Viewed in this light, Gramsci’s vision of post-revolutionary society as a place where human beings will continue to need leadership and coercion should not be seen either as being in contradiction with his theory of ideological penetration (‘hegemony’) or as inconsistent with the views that emerge about human nature when his writings do not explicitly focus on that subject. So we should not be surprised that Gramsci’s vision for the future is not a society of free access and democratic control where people organise themselves freely and collectively as a majority but rather a change from one form of minority authority to another – a change from a system of the few manifestly governing in their own interests to the few claiming to govern in the interests of the majority.
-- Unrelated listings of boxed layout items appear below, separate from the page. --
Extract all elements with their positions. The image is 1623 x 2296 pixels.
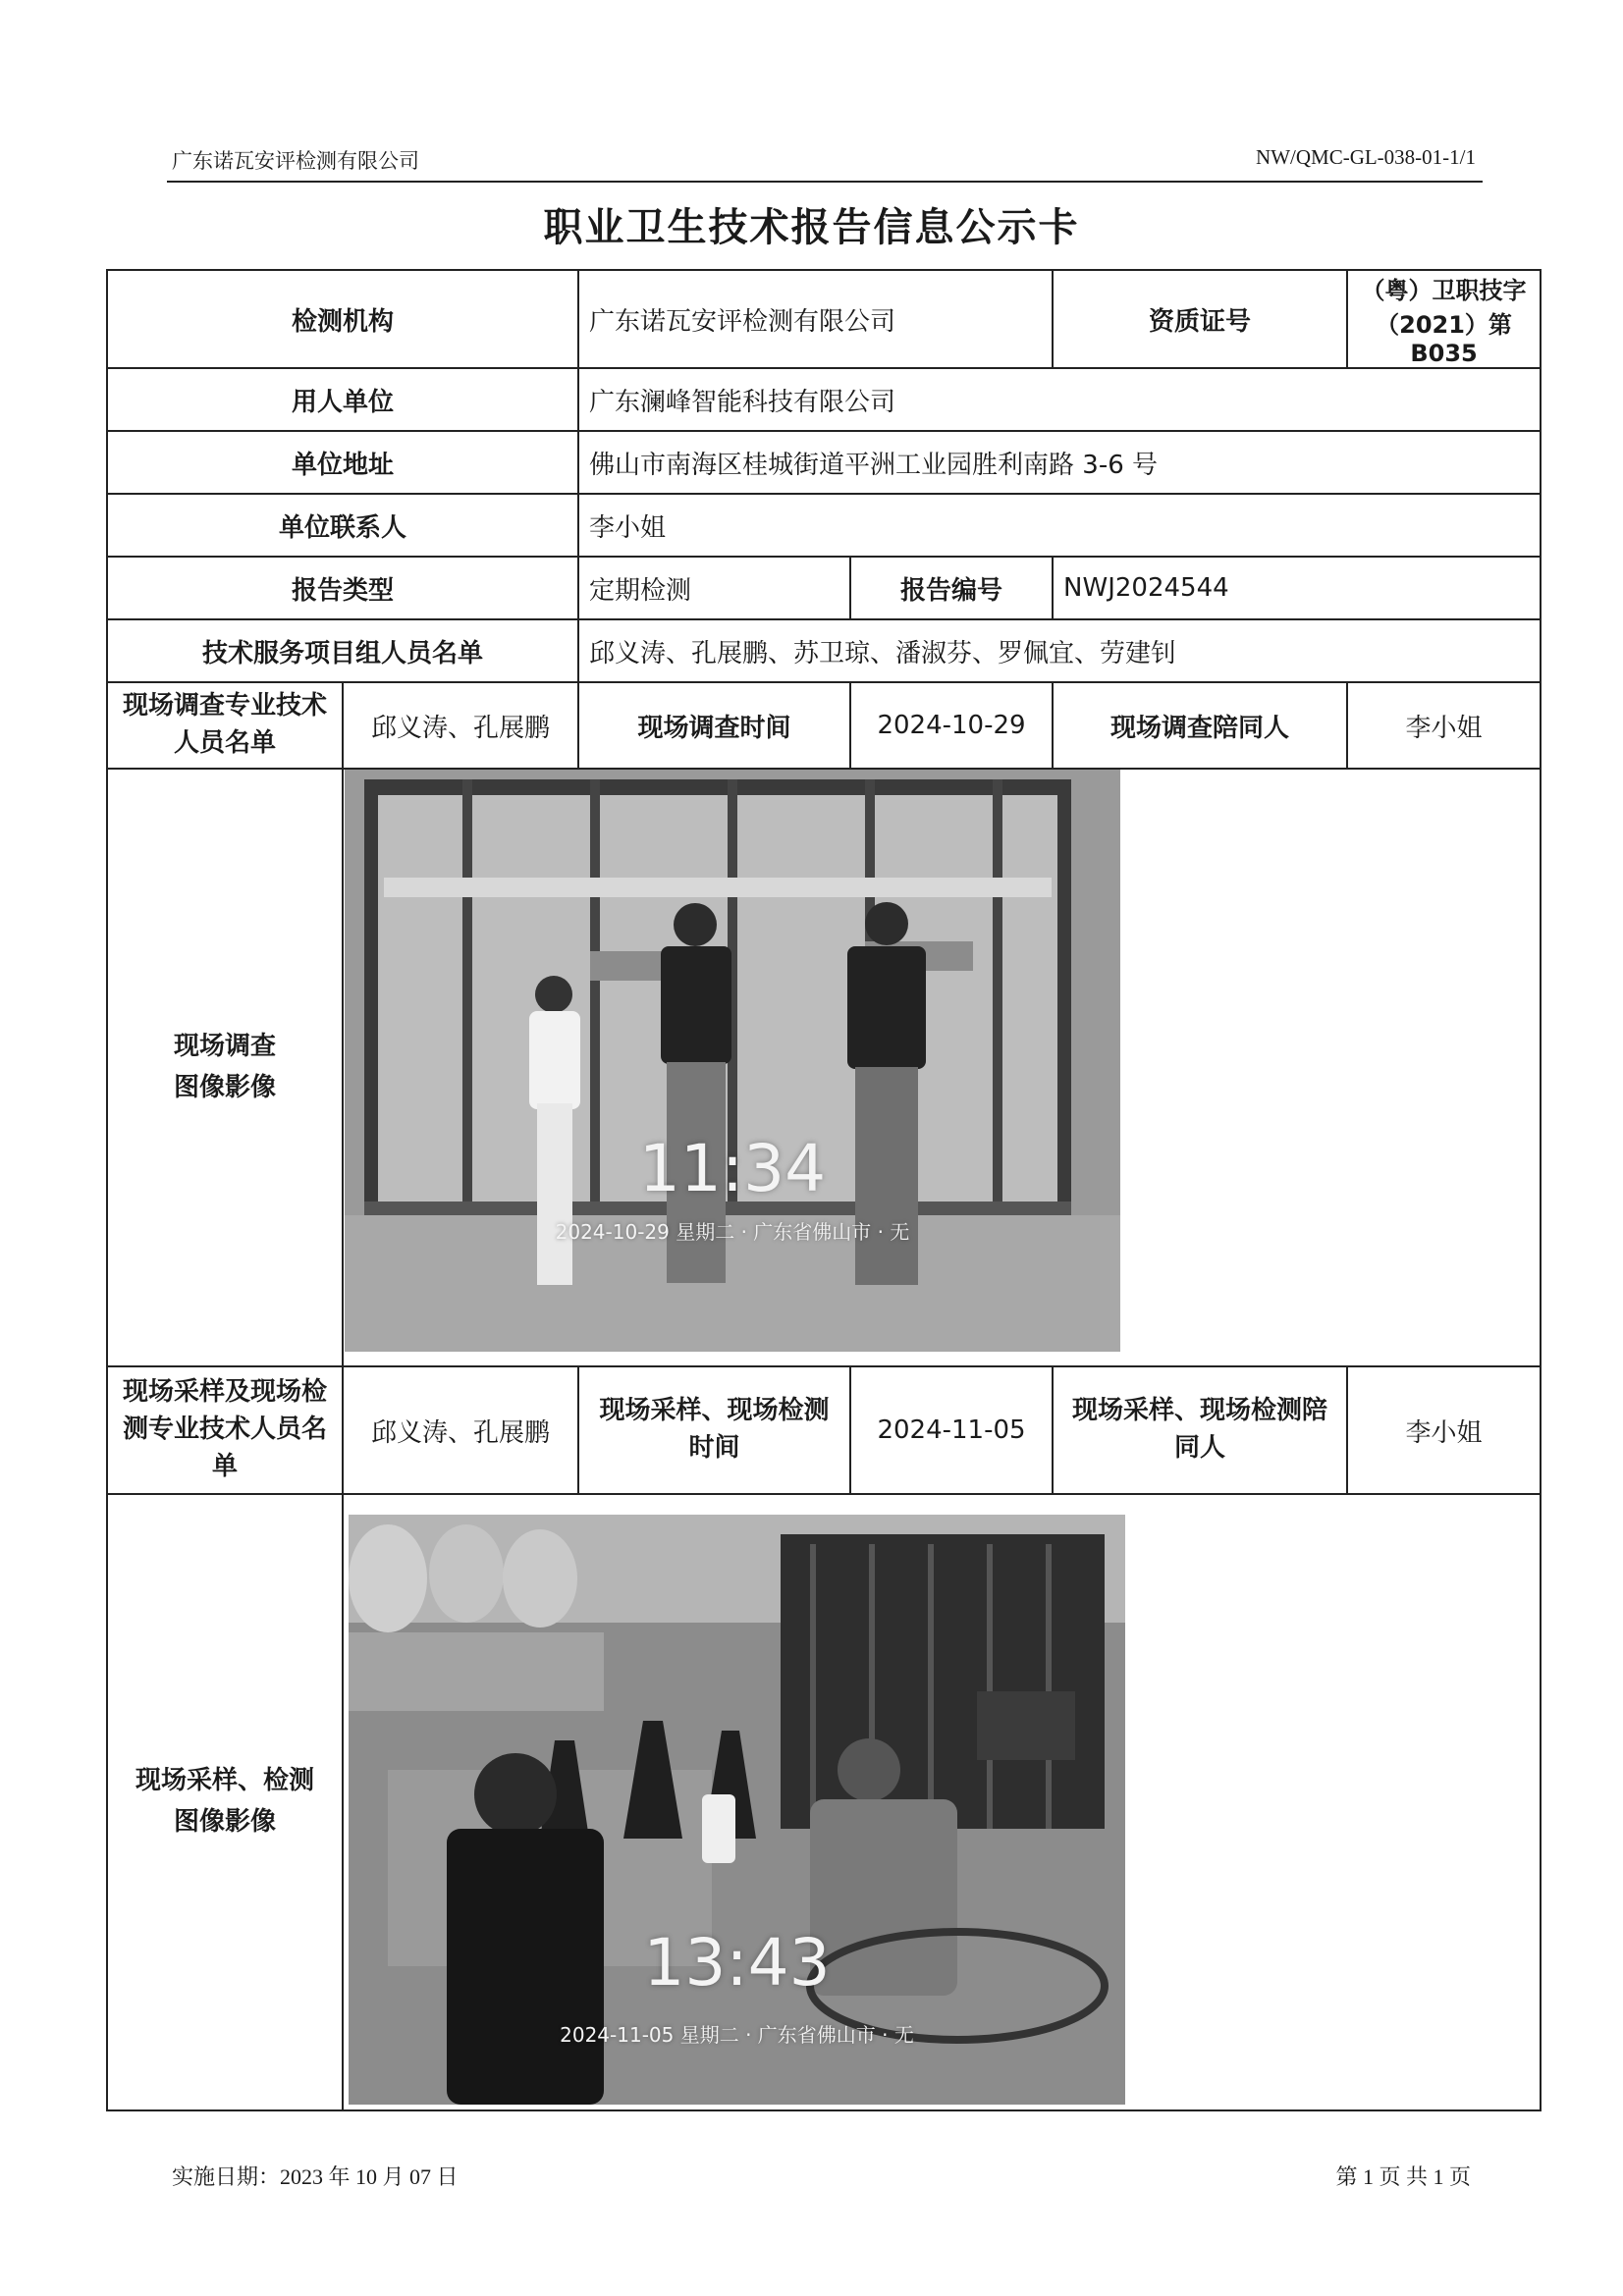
- team-label: 技术服务项目组人员名单: [107, 619, 578, 682]
- row-org: [107, 270, 1541, 368]
- row-sampling-staff: [107, 1366, 1541, 1494]
- survey-time-value: 2024-10-29: [850, 682, 1053, 769]
- survey-photo-cell: [343, 769, 1541, 1366]
- survey-escort-value: 李小姐: [1347, 682, 1541, 769]
- sampling-photo-image: [349, 1515, 1125, 2105]
- header-doc-code: NW/QMC-GL-038-01-1/1: [1256, 145, 1476, 169]
- row-contact: [107, 494, 1541, 557]
- type-label: 报告类型: [107, 557, 578, 619]
- survey-photo-label: 现场调查图像影像: [107, 769, 343, 1366]
- employer-label: 用人单位: [107, 368, 578, 431]
- row-report-type: [107, 557, 1541, 619]
- info-card-table: [106, 269, 1542, 2111]
- employer-value: 广东澜峰智能科技有限公司: [578, 368, 1541, 431]
- row-address: [107, 431, 1541, 494]
- row-employer: [107, 368, 1541, 431]
- survey-photo-time: 11:34: [638, 1131, 827, 1206]
- row-survey-photo: [107, 769, 1541, 1366]
- header-rule: [167, 181, 1483, 183]
- sampling-staff-value: 邱义涛、孔展鹏: [343, 1366, 578, 1494]
- sampling-photo-time: 13:43: [643, 1925, 831, 2001]
- survey-staff-value: 邱义涛、孔展鹏: [343, 682, 578, 769]
- org-value: 广东诺瓦安评检测有限公司: [578, 270, 1053, 368]
- address-label: 单位地址: [107, 431, 578, 494]
- contact-label: 单位联系人: [107, 494, 578, 557]
- type-value: 定期检测: [578, 557, 850, 619]
- sampling-photo: [349, 1515, 1125, 2105]
- sampling-photo-date: 2024-11-05 星期二 · 广东省佛山市 · 无: [560, 2023, 914, 2047]
- sampling-escort-value: 李小姐: [1347, 1366, 1541, 1494]
- sampling-time-label: 现场采样、现场检测时间: [578, 1366, 850, 1494]
- sampling-time-value: 2024-11-05: [850, 1366, 1053, 1494]
- row-sampling-photo: [107, 1494, 1541, 2110]
- footer-effective-date: 实施日期：2023 年 10 月 07 日: [172, 2164, 459, 2189]
- survey-escort-label: 现场调查陪同人: [1053, 682, 1347, 769]
- report-no-label: 报告编号: [850, 557, 1053, 619]
- cert-label: 资质证号: [1053, 270, 1347, 368]
- survey-photo: [345, 770, 1120, 1352]
- row-survey-staff: [107, 682, 1541, 769]
- address-value: 佛山市南海区桂城街道平洲工业园胜利南路 3-6 号: [578, 431, 1541, 494]
- survey-photo-date: 2024-10-29 星期二 · 广东省佛山市 · 无: [555, 1220, 910, 1244]
- survey-time-label: 现场调查时间: [578, 682, 850, 769]
- survey-photo-image: [345, 770, 1120, 1352]
- contact-value: 李小姐: [578, 494, 1541, 557]
- row-team: [107, 619, 1541, 682]
- page-title: 职业卫生技术报告信息公示卡: [543, 205, 1080, 250]
- org-label: 检测机构: [107, 270, 578, 368]
- sampling-escort-label: 现场采样、现场检测陪同人: [1053, 1366, 1347, 1494]
- cert-value: （粤）卫职技字（2021）第 B035: [1347, 270, 1541, 368]
- sampling-staff-label: 现场采样及现场检测专业技术人员名单: [107, 1366, 343, 1494]
- sampling-photo-cell: [343, 1494, 1541, 2110]
- report-no-value: NWJ2024544: [1053, 557, 1541, 619]
- footer-page-number: 第 1 页 共 1 页: [1335, 2164, 1471, 2189]
- header-company: 广东诺瓦安评检测有限公司: [172, 149, 419, 173]
- survey-staff-label: 现场调查专业技术人员名单: [107, 682, 343, 769]
- sampling-photo-label: 现场采样、检测图像影像: [107, 1494, 343, 2110]
- team-value: 邱义涛、孔展鹏、苏卫琼、潘淑芬、罗佩宜、劳建钊: [578, 619, 1541, 682]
The evidence of Gramsci’s writings therefore suggests that the revolution he envisages is not one in which democracy in the sense of each participating with equal understanding and equal authority prevails. Crucially, the leadership function is not abolished. The hegemonisers will essentially be in charge, since they will be the ones with the necessary understanding to run the society they have conceived. What this society might be like he does not go on to say in any detail. But it would clearly not be a socialist world of free access and democratic control that rejects authority from above together with its political expression, the state. For Gramsci any such considerations were at best peripheral to the thrust of his thought and his social vision. And though he did have a revolutionary project, it is not a socialist one in the terms that socialism is correctly understood.